When Orlovsky learned of Clara’s and Olga’s arrest, one of his first thoughts was about notifying Pavel, of whose relations toward Clara he had by this time been informed. It appeared that the only man he knew who had “underground” connections in the two capitals and was in a position to communicate with Boulatoff was the former leader of the Miroslav Circle, Elkin. This, however, did not stop Orlovsky. To Elkin he went and explained the situation to him.
“Elkin, darling, you know you are a soul of a fellow,” he implored him. “Pavel is either in St. Petersburg or in Moscow, and you are the only man who could get at him.”
Elkin stood, thinking glumly, at the window for a few minutes, and then said:
“Very well, I am going.”
He started on the same day, accompanied by a spy. That evening Orlovsky, the judge and several other members of the Miroslav Circle, were arrested at Orlovsky’s house, and a few days later news came from Moscow that Pavel and Elkin had been taken in a café, while Makar had fallen into a “trap” at the house of an old friend of Elkin’s, who had been seized several hours before.
CHAPTER XLIII.
A MESSAGE THROUGH THE WALL.
MONTHS had passed. Spring was three or four weeks old, but cell No. — on the first floor of the Trubetzkoy Bastion, Fortress of Peter and Paul, had not yet tasted its caressing breath.

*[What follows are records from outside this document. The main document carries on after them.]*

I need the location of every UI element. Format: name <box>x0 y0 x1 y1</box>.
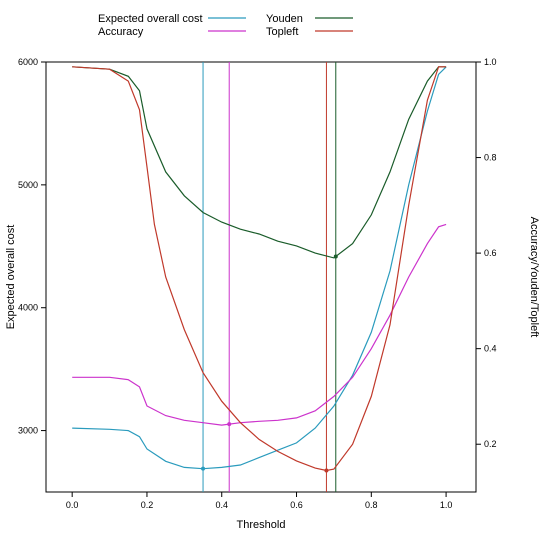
y-axis-title-left: Expected overall cost <box>5 225 17 330</box>
y-tick-label-right: 1.0 <box>484 57 497 67</box>
y-tick-label-left: 5000 <box>18 180 38 190</box>
y-tick-label-left: 4000 <box>18 303 38 313</box>
y-axis-title-right: Accuracy/Youden/Topleft <box>528 217 540 338</box>
x-tick-label: 0.6 <box>290 500 303 510</box>
series-line <box>72 66 447 472</box>
optimum-point <box>201 466 206 471</box>
x-tick-label: 0.4 <box>215 500 228 510</box>
y-tick-label-right: 0.2 <box>484 439 497 449</box>
plot-frame <box>45 61 477 493</box>
optimum-point <box>324 468 329 473</box>
legend-label: Accuracy <box>98 26 144 38</box>
series-line <box>72 223 447 426</box>
x-axis-title: Threshold <box>237 519 286 531</box>
y-tick-label-right: 0.6 <box>484 248 497 258</box>
y-tick-label-left: 3000 <box>18 426 38 436</box>
y-tick-label-left: 6000 <box>18 57 38 67</box>
x-tick-label: 0.0 <box>66 500 79 510</box>
optimum-point <box>227 422 232 427</box>
legend-label: Youden <box>266 13 303 25</box>
legend-label: Topleft <box>266 26 298 38</box>
series-layer <box>72 66 447 473</box>
vertical-lines-layer <box>202 62 337 492</box>
x-tick-label: 0.2 <box>141 500 154 510</box>
series-line <box>72 66 447 470</box>
y-tick-label-right: 0.4 <box>484 344 497 354</box>
x-tick-label: 1.0 <box>440 500 453 510</box>
legend-label: Expected overall cost <box>98 13 203 25</box>
x-tick-label: 0.8 <box>365 500 378 510</box>
y-tick-label-right: 0.8 <box>484 153 497 163</box>
series-line <box>72 66 447 259</box>
optimum-point <box>333 254 338 259</box>
axis-layer: 0.0 0.2 0.4 0.6 0.8 1.0 3000 4000 5000 6000 0.2 0.4… <box>18 57 497 510</box>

It was a rather spacious, high-ceiled vault, but being quite close to the stone fence outside, it was practically without the range of sunshine and breeze. Its window, which was high overhead, at the top of a sloping stretch of sill, sent down twilight at noonday and left it in the grip of night two or three hours after. The chill, damp air was laden with a stifling odour of must. The lower part of the walls was covered with a thick layer of mould which looked like a broad band of heavy tapestry of a dark-greenish hue.